C++ is quite slower than python in opencv

startTime = time.time()
blob = cv2.dnn.blobFromImage(img, float(1.0/255.0), (frameWidth,frameHeight), (0,0,0), swapRB = True, crop = False)
yolo.setInput(blob)
layerOutput = yolo.forward(outputLayers)
endTime = time.time()

Python code that I am measuring the time

auto start = chrono::steady_clock::now();
blob = blobFromImage(images[i], 1.0f/255.0f, Size(frameWidth, frameHeight), Scalar(0,0,0), true, false);
net.setInput(blob);
net.forward(layerOutput, getOutputsNames(net));
auto end = chrono::steady_clock::now();

C++ code that I am measuring time

In C++:

blob is Mat type, layerOutput is vector<Mat> type, getOutputsNames returns in vector<string> names.

In python: blob is numpy.ndarray type, layerOutput is tuple type, outputLayers is a list type object.

Both backends and targets are the same and backend is opencv, target is cpu, and I am using same yolov4 weight and config files in the same directories

When measuring the time, it takes ~180-200 ms in python, yet in C++ it takes ~220-250 ms. Since C++ is a compiled language, I expect C++ to be work quite fast than the python, which is not the case surprisingly.

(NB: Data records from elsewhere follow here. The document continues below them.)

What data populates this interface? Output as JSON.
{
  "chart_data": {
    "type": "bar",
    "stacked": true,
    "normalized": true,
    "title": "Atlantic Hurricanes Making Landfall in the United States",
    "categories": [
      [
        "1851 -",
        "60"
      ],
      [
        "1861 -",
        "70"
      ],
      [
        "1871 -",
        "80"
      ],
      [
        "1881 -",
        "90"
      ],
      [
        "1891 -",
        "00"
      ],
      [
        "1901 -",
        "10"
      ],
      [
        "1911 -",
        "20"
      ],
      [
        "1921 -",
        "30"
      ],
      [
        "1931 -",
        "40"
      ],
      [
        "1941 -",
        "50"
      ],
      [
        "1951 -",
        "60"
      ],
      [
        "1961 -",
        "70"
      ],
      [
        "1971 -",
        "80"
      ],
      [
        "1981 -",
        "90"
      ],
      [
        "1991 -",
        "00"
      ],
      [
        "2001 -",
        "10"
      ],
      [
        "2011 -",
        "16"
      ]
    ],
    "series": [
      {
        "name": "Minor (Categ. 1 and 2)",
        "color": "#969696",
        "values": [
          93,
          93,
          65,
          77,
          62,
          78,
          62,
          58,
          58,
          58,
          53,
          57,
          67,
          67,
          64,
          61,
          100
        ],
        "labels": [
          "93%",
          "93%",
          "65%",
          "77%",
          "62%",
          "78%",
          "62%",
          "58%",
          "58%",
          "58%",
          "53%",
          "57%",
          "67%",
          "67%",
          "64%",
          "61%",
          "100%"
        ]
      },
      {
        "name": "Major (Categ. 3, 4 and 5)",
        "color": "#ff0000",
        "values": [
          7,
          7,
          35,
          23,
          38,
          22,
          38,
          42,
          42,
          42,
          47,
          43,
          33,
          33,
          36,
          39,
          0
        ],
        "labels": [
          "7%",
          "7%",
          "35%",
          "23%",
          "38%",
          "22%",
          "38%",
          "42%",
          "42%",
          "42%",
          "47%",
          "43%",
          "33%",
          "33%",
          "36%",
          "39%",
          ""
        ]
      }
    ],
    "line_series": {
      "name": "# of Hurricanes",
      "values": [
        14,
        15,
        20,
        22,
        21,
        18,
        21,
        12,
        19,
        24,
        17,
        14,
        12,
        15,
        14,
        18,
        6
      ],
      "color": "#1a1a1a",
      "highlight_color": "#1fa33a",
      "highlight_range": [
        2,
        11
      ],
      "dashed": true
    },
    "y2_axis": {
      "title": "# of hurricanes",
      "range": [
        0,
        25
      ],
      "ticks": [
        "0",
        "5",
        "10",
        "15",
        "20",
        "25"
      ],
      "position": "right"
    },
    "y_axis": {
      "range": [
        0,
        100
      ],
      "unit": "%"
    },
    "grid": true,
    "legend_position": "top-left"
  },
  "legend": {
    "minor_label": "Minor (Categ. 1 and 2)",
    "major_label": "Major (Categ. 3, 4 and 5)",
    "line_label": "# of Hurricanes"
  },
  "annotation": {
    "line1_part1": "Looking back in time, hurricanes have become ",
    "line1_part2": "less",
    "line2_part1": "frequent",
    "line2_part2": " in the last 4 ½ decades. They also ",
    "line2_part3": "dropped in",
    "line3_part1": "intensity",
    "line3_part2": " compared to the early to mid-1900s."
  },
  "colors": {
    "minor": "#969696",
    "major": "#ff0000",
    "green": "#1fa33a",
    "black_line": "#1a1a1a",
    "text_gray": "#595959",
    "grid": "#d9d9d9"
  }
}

What might be the reason that python works faster than the C++? Also what are your solutions to this?

Thanks in advance!

Solution

I figured what the problem is, I have customized OpenCV for c++ to gain advantage of the CUDA cores in my Jetson Orin, yet the python uses general OpenCV stored in other directory, which doesn't have CUDA support. When I changed the OpenCV compilation for C++ to the general one, it worked fast as expected since in my customized compilation I also customized the CPU parallelization which seems to be slower than the default one.